What can better-connected international water professionals mean for water sector organisations?

“In my opinion, connection is an absolute necessity. The water sector, and its interlinked sectors, such as energy, environment, and health, suffer from silo thinking. We need to bridge collaborations, create networks, adapt holistic approaches and explore synergies. Only by integrated efforts, intersectoral, interdisciplinary and international, do we stand a chance facing all the multiple rising environmental challenges.

What and where is your current work position?

I currently work as a postdoctoral researcher in the Civil Engineering department of the University of Thessaly, in central Greece, in the research team of Professor Chrysi Laspidou, who is also an EJWP Ambassador. I am involved in several EU-funded projects relevant to water resources management, the water-energy-food nexus, climate adaptation and mitigation, urban resilience and sustainability, such as ARSINOE, NEXOGENESIS, MAGO and SMARTEN. My main expertise is in the modelling of water systems and management of water resources.

I am also the co-leader of a NEXUSNET (Cost Action) working group, on nexus applications and case studies, as well as affiliated with AE4RIA, the Alliance of Excellence for Research and Innovation on Aephoria. I also hold lectures on wastewater treatment, ecological engineering and urban water management.”

What value are you bringing to your organization and career from your EJWP journey?

“EJWP offers extremely valuable insight in the international, interdisciplinary and intersectoral collaborative work around water issues. Our projects are taking place in various settings, different themes and with various roles, while at the same time we have the unique opportunity to get feedback from our EJWP colleagues and trainers on what went wrong and what went right with our performance. It is revealingly useful to get such feedback. “

What is a memorable experience with EJWP so far?

“I recall a dinner in a nice Moroccan tavern during our recent Training Week in Mechelen, Belgium. There was an anti-war protest outside that had just finished. A lady from the protest came in and offered us origami swans of different colors that she had made herself. We had quite a symbol there at our table. Diversity can be a real strength in collaborations. Another moment I also enjoyed was my participation in a panel on water circular economy, at the World Impact Summit in Bordeaux. It was a very interesting discussion. “

What have you already learned or developed in knowledge or skills?

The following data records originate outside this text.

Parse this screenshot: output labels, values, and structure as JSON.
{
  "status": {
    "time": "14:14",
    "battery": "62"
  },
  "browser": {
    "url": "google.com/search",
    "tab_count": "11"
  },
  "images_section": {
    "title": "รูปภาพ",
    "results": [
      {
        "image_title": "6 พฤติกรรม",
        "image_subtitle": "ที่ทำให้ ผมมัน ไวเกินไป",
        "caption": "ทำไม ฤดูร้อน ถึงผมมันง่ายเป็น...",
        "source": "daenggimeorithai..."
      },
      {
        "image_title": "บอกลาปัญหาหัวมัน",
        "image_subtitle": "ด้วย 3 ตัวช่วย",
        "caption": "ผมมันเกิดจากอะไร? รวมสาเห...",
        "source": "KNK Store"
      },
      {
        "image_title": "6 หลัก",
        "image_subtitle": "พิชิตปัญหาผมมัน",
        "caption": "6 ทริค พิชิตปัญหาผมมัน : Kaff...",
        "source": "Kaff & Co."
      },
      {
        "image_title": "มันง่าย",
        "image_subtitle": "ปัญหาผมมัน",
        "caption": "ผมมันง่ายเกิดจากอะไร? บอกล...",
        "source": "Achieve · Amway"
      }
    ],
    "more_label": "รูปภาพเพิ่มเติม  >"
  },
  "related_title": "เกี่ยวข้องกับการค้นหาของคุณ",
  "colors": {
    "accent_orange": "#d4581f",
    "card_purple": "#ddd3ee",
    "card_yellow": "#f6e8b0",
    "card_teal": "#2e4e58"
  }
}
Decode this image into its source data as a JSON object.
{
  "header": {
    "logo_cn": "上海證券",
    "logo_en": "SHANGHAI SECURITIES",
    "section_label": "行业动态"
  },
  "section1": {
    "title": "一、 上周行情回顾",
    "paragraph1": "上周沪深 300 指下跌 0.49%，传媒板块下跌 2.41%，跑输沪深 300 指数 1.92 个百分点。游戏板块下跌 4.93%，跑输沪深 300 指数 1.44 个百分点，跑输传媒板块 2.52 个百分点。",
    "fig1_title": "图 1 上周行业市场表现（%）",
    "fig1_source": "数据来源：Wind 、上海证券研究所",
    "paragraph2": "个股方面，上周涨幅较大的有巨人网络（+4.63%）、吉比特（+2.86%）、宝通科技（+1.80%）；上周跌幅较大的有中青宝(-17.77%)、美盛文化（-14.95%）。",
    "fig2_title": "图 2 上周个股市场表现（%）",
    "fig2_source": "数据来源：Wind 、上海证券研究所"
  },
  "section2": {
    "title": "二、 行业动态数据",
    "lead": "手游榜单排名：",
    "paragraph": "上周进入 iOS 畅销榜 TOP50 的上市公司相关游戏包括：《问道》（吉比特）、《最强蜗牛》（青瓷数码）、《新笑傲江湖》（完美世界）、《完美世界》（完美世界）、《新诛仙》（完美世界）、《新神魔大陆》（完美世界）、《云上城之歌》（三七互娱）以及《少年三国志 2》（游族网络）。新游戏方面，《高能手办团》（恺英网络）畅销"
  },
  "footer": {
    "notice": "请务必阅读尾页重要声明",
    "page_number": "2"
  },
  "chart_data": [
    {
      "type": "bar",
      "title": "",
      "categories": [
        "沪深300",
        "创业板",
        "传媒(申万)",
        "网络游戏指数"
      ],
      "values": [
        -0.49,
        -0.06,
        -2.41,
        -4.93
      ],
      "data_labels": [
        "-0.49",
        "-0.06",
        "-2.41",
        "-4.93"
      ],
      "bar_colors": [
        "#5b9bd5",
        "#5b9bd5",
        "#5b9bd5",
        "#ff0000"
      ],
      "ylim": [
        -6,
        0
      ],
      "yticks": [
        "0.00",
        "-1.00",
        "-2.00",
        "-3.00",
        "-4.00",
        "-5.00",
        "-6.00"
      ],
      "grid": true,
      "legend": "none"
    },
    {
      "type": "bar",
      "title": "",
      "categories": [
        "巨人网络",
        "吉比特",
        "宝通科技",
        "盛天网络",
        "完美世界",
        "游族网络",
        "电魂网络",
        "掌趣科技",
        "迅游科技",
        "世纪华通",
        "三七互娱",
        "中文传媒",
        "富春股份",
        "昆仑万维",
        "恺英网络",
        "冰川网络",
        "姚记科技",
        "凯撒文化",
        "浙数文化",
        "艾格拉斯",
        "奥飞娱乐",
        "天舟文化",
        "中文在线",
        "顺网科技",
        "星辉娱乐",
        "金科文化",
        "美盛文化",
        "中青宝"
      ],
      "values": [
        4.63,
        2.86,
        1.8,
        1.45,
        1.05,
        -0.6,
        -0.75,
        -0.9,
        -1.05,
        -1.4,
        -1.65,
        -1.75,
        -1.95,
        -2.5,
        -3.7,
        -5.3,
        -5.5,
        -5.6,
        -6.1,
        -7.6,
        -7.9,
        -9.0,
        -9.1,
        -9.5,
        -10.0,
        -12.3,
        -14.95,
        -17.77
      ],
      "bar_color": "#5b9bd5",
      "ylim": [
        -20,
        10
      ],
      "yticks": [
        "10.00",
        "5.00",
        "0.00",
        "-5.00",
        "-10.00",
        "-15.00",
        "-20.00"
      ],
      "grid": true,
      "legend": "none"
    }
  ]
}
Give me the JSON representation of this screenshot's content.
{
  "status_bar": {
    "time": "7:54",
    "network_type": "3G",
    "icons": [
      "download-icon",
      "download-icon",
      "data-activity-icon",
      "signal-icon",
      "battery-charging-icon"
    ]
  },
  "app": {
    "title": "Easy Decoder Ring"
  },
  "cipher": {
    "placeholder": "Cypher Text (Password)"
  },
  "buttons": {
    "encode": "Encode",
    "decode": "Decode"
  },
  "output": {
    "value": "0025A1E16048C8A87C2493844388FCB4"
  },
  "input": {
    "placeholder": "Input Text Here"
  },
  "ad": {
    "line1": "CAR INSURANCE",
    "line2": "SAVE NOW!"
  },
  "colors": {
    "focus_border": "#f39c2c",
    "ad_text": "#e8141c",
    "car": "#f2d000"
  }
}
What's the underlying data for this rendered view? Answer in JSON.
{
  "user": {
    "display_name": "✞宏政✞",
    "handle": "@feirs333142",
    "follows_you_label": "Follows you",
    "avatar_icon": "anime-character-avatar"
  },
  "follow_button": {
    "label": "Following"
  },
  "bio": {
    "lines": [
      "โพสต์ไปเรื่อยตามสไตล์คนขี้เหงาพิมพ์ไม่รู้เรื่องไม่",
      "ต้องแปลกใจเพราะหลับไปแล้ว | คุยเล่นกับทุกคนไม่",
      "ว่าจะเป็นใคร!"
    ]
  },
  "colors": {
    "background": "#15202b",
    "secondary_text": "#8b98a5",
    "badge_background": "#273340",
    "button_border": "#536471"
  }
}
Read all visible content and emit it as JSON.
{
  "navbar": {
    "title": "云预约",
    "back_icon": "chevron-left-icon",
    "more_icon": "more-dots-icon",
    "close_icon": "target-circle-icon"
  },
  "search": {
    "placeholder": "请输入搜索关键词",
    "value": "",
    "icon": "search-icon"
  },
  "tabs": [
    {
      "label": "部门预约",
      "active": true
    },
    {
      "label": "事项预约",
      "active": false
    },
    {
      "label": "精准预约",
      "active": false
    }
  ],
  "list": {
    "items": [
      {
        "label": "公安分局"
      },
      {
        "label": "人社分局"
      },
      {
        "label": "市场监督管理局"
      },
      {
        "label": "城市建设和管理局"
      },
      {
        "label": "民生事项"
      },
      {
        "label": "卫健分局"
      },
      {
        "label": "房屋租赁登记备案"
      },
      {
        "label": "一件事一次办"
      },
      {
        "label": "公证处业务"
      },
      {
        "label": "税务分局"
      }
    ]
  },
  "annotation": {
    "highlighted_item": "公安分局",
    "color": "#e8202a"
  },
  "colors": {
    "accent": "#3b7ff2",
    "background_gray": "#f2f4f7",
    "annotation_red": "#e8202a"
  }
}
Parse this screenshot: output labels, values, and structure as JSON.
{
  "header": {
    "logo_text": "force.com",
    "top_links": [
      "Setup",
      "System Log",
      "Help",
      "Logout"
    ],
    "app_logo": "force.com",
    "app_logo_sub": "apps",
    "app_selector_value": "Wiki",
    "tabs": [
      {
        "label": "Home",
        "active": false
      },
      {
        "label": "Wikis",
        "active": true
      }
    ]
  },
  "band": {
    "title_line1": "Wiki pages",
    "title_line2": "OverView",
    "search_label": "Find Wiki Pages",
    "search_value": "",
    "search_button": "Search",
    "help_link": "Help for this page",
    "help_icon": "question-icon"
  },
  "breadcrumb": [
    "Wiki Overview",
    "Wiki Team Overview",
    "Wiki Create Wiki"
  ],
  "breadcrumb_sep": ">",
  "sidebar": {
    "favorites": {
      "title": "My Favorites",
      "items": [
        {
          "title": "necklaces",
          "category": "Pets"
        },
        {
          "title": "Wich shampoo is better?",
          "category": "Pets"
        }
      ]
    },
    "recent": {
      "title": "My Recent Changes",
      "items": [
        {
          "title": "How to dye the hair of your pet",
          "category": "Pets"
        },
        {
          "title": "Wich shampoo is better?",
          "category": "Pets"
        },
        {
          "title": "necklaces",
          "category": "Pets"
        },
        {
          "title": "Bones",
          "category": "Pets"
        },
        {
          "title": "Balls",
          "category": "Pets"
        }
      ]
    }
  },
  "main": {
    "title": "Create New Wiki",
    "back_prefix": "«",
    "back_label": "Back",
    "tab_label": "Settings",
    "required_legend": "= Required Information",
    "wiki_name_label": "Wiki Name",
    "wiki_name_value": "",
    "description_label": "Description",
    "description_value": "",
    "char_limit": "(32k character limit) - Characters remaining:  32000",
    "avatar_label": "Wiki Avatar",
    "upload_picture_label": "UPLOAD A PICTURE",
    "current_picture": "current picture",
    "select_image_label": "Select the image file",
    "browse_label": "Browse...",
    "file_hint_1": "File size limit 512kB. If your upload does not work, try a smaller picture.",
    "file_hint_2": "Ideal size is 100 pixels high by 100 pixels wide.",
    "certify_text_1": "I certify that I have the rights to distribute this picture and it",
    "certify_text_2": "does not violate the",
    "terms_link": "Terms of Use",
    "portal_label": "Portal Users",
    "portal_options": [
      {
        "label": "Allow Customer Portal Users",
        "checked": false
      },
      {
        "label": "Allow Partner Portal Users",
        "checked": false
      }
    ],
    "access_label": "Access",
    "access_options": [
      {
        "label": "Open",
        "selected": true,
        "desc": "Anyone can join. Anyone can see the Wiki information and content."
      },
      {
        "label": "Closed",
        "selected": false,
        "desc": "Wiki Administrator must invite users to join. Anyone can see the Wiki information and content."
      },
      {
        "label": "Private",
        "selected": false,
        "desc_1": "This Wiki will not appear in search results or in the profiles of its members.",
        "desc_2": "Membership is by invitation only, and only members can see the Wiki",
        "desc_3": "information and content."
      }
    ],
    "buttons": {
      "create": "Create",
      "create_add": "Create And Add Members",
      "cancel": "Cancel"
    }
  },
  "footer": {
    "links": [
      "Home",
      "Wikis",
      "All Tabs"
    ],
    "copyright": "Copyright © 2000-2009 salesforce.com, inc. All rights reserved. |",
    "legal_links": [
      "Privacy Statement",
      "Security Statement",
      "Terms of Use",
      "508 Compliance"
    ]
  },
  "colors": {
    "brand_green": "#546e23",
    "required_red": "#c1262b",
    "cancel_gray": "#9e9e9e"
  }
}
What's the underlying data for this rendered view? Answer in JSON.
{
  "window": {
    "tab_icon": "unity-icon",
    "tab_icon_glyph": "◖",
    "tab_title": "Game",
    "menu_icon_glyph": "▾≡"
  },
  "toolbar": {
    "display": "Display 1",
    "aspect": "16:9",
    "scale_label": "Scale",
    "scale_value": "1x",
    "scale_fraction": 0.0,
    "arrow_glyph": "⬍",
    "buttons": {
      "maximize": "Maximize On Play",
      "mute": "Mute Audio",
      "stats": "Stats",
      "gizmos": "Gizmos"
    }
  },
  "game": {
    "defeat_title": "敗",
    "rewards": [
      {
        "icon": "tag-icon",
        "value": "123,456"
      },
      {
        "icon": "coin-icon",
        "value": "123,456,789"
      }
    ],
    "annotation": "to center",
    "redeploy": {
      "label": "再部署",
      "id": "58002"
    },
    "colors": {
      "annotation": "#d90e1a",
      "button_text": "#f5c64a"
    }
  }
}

“Our first project gave us the opportunity to explore tools for unconventional data sources, such as the Web and social media. I feel there is great potential there, as well as in citizen science, especially when considering that there is often a gap in water and environmental data. So, there is all this technical knowledge that comes with the projects, but there is also a lot that you learn on how to improve your communication skills and collaboration with people of completely different backgrounds.”

Where and in which position would you like to be working in five years?

“Ideally, in five years, I imagine myself owing a beach bar on a peaceful island, preparing Margaritas all day long with the sounds of Bossa Nova, under the Mediterranean sun. Don’t we all?

More seriously, I would love to offer my services in a high-level research position around water resources management, where one can also work in the interfaces with other fields. I would be exited to work on the osmosis mechanisms we need to develop between the technical solutions, and the social innovations, the policy making, the financial instruments, but also cultural aspects. This is also why I have tried to keep my training and working experience as broad as possible. The place doesn’t really matter to me, however I do feel that Europe is my home.”

What did you study?

“I received my Civil Engineering integrated master’s degree at the Aristotle University of Thessaloniki (UTH), Greece. My second master’s is in System Simulation and Design of Civil Engineering Works from UTH. I also had attended training in environmental flows at IHE Delft Institute for Water Education in the Netherlands. My PhD thesis was on advanced tools for urban water demand simulation and forecasting at multiple spatio-temporal scales, with the scientific supervision of Professor Chrysi Laspidou.”